Prior to visiting Puerto Rico, I had read that the coqui is a ubiquitous nocturnal noisemaker throughout the island, but upon arrival, I learned two important things. First of all, I learned that it isn't ubiquitous, and that there are places where the micro-beasties don't exist. Secondly, I learned that most travel writers are lazy as hell and don't bother to do their own research… which of these is more important to you?
The Coqui, which you can read all about on Wikipedia, are a unique genus of frog, with perhaps ten species represented. They make a noise unlike any mammal or insect you've ever heard. Birds might match it, if they were so inclined, but it sounds more like a car alarm being set to deter criminals from violating your rented Rento.
Everything I had read in advance said that, no matter where you go throughout the whole of Puerto Rico, you'll always hear them chirping away all night, but I'm here to tell you, with locals to back me up, that this just isn't the case.

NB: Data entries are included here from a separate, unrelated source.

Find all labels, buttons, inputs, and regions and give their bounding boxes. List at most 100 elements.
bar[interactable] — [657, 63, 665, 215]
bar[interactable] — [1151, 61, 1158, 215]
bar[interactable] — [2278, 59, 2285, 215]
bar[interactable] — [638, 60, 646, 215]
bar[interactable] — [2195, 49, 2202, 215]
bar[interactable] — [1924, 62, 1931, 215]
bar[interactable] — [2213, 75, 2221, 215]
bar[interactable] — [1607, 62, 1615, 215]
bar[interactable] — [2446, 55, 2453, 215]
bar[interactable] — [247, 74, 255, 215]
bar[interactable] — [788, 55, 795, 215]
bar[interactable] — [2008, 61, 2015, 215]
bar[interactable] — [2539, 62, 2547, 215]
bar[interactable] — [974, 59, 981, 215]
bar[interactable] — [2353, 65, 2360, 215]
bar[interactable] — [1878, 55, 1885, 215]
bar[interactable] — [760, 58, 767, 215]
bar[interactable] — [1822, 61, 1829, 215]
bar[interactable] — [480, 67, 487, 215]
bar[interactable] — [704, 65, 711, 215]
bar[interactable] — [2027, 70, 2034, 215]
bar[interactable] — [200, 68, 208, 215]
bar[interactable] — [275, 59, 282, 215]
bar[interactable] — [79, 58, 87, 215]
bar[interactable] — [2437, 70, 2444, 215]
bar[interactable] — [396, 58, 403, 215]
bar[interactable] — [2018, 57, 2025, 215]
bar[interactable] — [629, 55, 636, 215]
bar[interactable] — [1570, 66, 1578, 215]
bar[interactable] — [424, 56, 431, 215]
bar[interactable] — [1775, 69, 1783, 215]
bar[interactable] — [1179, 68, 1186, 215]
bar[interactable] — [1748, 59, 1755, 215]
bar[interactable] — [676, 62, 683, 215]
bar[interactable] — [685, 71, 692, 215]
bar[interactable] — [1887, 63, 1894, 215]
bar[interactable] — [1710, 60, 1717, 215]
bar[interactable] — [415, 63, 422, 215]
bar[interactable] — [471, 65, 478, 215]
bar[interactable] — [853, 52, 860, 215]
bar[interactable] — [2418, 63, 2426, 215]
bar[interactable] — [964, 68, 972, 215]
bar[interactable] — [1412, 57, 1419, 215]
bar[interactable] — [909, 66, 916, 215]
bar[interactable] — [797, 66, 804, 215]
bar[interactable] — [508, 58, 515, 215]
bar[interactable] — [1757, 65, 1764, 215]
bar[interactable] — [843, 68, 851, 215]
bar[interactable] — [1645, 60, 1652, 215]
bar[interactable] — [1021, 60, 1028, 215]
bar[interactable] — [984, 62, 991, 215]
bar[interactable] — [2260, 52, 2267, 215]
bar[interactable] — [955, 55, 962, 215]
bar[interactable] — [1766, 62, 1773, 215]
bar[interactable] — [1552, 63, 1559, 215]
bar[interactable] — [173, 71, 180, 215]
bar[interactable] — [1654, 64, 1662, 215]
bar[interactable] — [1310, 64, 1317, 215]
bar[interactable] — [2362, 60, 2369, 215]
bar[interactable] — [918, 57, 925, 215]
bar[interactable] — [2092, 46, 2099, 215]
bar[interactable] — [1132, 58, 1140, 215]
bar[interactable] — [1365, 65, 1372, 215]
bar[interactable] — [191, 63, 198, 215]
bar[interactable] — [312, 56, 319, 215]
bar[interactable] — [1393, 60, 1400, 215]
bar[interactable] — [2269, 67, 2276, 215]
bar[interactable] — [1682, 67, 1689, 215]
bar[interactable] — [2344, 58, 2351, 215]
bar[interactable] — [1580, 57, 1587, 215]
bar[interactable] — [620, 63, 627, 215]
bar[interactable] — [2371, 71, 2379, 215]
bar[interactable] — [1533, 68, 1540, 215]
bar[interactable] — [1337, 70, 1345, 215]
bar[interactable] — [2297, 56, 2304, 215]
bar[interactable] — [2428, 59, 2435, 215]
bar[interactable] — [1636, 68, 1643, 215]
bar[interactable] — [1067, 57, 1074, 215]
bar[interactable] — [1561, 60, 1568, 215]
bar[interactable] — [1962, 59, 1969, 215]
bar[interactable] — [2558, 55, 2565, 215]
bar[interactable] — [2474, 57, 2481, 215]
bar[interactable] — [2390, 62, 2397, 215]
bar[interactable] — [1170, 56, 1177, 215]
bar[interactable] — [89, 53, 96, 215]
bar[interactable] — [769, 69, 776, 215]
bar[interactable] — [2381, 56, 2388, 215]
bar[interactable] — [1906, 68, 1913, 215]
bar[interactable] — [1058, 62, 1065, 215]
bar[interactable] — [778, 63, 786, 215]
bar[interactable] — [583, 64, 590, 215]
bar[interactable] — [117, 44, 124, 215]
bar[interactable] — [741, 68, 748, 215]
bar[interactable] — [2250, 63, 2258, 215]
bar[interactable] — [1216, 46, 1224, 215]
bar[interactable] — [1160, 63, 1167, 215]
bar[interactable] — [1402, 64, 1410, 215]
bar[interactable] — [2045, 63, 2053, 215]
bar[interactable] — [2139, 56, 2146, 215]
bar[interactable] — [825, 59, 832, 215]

It shouldn't matter much, since you'll stay where you'll stay and visit where you'll visit, but in the event that it somehow matters so much, even from an academic standpoint, they don't blanket the entire island.
The coqui love wet weather, and in the south of Puerto Rico, specifically in the arid areas of Gúanica to the west of Ponce, the climate is simply too dry to support the chirping critters. So if it matters that much to you, and it shouldn't, head to the area around the dry forest of Gúanica and count on never hearing so much as a single one of them… well, except once the rainy season rolls around, but this isn't a big tourist hotspot, the south in the rainy season.